Bénédicte LAPEYRE, La Repasseuse, Paris, 2016, Ed. Albin Michel, 230 p., 17,90 €/ePub : 12.99 € ISBN : 9782226328632
À l’image de la peinture de Konstantin Yegorovich Makovsky, datant de 1900, qui illustre la couverture, le style du roman La Repasseuse de Bénédicte Lapeyre ne brille pas par une grande modernité, même si le portrait proposé nous rend cette femme attachante.
Au cours de notre lecture, nous avons été peu surpris par ce qui advient à Mone, diminutif de Simone, une fois connus les principes qui vont dicter sa conduite de vie : tendresse et dévouement pour sa sœur handicapée et sa mère vieillissante qui les a élevées seule ; goût pour le travail bien fait et le service à la clientèle ; abnégation de ses propres désirs et renoncement à sa vie de jeune femme ; sens de la mesure et d’une certaine discrétion ; dignité à laquelle sa mère opposait la fierté… Autant de valeurs qui, combinées au décès subit d’un potentiel mari, la mènent à une destinée de célibataire non pas endurcie mais adoucie par une bienveillance constante et éblouie même par un amour de dernière minute. Une fois cela posé, on en viendrait à espérer que cette repasseuse bien sous tous rapports ait récolté quelques échardes au cours de son existence. L’absence d’un père, le handicap de la sœur, le décès du fiancé, le dédain d’une amie d’enfance, la traversée de deux guerres ne la bouleversent pas outre mesure. Elle semble vouée à son métier, éminemment féminin, qui lui ouvre l’intimité des habitants de Senlis, la ville où elle passera l’essentiel de son existence, car « si les gens parlent, le linge aussi ». Dimension de la profession sur laquelle l’auteure revient de manière assez répétitive.

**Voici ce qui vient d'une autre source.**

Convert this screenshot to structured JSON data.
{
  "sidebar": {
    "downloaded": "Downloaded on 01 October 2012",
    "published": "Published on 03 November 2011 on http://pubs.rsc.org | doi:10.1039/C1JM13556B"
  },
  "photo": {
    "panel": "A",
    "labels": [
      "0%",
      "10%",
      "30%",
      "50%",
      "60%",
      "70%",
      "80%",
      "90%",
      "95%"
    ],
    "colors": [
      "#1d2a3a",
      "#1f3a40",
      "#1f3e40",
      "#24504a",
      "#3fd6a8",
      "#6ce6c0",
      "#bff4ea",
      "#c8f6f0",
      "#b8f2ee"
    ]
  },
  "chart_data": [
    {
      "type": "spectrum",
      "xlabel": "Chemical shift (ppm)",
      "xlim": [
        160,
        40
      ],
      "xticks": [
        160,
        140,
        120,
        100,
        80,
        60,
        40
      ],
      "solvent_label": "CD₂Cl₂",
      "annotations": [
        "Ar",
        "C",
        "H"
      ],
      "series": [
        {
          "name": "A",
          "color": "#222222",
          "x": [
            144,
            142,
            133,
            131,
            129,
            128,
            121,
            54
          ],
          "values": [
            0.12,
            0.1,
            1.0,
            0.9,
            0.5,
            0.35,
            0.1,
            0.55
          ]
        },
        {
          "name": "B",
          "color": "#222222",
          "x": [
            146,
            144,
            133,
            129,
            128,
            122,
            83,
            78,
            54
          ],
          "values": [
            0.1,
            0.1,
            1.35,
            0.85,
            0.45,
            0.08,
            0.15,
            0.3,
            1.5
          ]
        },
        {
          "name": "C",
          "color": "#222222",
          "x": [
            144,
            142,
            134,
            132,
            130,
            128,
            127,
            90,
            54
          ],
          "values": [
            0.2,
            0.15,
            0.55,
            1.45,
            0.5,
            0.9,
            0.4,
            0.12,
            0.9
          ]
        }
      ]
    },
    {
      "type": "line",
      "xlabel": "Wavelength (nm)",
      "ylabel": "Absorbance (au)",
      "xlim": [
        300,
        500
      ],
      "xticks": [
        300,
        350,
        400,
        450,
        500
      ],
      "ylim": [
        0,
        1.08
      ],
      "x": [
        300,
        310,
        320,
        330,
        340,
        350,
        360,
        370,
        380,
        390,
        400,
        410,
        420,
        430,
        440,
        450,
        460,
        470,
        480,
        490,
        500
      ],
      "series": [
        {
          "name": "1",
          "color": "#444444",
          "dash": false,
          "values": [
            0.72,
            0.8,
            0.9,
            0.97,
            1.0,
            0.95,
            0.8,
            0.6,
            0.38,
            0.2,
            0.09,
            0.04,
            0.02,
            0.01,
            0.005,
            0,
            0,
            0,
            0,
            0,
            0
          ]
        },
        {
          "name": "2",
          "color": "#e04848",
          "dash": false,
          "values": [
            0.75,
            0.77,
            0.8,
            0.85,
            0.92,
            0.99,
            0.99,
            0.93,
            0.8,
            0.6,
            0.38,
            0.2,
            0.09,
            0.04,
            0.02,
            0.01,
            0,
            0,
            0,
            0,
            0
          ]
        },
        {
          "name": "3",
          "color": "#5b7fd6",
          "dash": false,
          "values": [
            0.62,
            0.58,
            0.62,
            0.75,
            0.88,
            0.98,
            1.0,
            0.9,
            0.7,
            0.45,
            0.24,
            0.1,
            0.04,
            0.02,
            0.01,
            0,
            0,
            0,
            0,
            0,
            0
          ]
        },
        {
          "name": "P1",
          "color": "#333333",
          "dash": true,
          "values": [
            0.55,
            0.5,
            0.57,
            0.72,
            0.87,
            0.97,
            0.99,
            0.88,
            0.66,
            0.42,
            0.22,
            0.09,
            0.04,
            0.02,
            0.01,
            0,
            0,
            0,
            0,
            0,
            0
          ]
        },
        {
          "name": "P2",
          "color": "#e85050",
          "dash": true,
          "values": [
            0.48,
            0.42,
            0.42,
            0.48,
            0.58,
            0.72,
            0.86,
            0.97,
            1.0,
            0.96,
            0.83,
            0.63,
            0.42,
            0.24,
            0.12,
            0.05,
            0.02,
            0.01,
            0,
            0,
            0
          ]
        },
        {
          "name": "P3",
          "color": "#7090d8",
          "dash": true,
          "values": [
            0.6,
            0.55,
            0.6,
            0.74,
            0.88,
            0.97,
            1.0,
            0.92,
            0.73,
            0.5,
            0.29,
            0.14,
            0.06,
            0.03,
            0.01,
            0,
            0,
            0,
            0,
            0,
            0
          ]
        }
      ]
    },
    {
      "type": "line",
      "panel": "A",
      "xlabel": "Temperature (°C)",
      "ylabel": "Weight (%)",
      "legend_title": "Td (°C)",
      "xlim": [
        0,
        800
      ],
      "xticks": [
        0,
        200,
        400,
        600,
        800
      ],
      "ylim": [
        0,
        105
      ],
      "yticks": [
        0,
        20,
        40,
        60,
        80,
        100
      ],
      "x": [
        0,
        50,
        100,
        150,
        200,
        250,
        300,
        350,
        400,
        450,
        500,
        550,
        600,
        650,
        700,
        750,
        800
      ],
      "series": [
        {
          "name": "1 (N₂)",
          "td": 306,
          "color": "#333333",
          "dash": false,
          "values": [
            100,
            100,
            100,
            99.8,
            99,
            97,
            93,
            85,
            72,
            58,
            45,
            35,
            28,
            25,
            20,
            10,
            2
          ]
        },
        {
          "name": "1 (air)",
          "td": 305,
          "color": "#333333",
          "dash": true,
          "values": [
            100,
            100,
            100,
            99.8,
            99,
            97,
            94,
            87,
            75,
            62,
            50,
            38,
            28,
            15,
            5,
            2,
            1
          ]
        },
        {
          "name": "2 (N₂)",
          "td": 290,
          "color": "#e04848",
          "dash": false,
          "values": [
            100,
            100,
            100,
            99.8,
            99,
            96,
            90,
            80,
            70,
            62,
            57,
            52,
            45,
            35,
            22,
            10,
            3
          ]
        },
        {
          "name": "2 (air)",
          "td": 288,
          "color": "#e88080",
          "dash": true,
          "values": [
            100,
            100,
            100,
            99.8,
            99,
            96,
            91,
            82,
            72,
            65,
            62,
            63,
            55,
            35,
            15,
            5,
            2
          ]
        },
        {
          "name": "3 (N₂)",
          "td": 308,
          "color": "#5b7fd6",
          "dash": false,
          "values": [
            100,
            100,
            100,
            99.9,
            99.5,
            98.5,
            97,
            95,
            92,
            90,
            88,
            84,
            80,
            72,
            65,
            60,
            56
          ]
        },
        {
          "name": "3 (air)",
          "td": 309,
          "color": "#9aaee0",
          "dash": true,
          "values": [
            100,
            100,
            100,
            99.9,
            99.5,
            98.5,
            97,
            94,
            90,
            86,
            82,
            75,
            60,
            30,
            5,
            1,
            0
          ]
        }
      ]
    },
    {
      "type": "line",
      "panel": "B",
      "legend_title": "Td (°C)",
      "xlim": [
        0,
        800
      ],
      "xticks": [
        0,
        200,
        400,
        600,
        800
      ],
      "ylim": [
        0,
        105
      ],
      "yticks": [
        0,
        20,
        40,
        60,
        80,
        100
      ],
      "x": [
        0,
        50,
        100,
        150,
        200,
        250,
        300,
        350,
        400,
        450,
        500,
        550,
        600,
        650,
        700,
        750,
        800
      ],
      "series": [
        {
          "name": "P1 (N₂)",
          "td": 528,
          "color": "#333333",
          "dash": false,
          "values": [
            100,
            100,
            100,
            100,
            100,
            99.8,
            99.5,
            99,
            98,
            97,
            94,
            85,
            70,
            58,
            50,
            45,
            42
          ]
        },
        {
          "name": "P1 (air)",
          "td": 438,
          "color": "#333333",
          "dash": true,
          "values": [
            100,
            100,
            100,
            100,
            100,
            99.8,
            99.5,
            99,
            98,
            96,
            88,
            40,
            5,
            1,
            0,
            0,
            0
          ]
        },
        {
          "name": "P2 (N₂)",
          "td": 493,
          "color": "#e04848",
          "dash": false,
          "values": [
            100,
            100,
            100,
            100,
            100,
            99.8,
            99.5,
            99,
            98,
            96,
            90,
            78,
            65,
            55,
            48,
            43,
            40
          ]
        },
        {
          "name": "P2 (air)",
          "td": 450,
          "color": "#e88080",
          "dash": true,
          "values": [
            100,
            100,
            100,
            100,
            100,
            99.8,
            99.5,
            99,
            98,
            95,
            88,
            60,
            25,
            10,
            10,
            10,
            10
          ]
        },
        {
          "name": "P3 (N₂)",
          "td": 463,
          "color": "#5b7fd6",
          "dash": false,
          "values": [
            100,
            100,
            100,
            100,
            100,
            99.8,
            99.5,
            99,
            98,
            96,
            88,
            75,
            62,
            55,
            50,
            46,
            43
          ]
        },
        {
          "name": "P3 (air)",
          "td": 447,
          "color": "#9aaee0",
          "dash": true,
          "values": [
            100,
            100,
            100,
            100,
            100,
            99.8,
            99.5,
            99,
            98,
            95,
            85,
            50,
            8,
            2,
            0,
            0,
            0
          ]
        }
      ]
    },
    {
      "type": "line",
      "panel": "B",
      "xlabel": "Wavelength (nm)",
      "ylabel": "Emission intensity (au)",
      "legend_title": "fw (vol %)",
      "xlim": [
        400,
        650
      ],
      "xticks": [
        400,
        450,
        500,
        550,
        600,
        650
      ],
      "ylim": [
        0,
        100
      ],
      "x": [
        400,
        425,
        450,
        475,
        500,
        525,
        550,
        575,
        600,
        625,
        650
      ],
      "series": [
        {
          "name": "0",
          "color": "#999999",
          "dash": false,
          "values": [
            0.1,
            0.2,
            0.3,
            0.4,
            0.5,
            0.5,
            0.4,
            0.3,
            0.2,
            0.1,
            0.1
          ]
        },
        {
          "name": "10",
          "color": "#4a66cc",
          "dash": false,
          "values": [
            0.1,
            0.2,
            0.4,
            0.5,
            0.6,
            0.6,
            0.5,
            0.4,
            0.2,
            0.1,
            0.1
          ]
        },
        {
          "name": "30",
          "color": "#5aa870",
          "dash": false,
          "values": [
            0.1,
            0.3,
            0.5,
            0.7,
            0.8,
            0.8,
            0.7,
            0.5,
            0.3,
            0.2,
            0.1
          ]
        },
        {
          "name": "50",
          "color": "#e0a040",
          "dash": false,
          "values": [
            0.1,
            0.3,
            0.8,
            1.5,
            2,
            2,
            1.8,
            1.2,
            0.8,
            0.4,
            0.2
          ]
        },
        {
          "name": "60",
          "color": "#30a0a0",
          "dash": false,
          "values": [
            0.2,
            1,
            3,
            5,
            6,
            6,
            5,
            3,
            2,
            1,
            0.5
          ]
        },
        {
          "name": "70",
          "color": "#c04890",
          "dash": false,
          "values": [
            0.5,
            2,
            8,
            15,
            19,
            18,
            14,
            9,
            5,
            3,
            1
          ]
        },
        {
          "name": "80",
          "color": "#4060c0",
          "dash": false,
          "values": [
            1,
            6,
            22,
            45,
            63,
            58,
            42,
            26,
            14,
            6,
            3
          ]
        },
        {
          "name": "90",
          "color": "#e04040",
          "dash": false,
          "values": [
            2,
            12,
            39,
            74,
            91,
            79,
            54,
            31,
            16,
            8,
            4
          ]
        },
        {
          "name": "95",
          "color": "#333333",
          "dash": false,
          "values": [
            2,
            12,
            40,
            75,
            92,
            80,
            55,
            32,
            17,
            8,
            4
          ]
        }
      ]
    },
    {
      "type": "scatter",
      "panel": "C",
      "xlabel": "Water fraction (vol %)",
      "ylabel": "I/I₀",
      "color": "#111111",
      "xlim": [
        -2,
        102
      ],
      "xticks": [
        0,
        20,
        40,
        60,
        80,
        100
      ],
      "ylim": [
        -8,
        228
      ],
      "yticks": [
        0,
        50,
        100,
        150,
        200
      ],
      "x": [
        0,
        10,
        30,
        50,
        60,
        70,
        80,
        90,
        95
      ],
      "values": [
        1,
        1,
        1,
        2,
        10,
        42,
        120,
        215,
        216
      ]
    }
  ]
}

Née en 1900, Mone, branchée en continu sur les actualités diffusées par la radio, nous invite par ailleurs à une traversée du 20e siècle et de ses soubresauts. Elle assiste aux évolutions du monde : les années folles, la crise des années ’30, le goût pour la mode à travers Coco Chanel, Christian Dior et Cristóbal Balenciaga, la magie du cinéma… Avec la montée de la bourgeoisie et le déclin de l’aristocratie, l’apparition de nouvelles matières textiles et les progrès techniques, Mone est aussi au cœur d’un monde et d’une profession voués à disparaître. Mais : « Les années passaient, la vie lui semblait légère. » Rien ne semble l’atteindre, comme si elle était dotée d’une sagesse inaltérable. De sorte que ce personnage original devient la preuve que, oui, on peut être repasseuse et heureuse.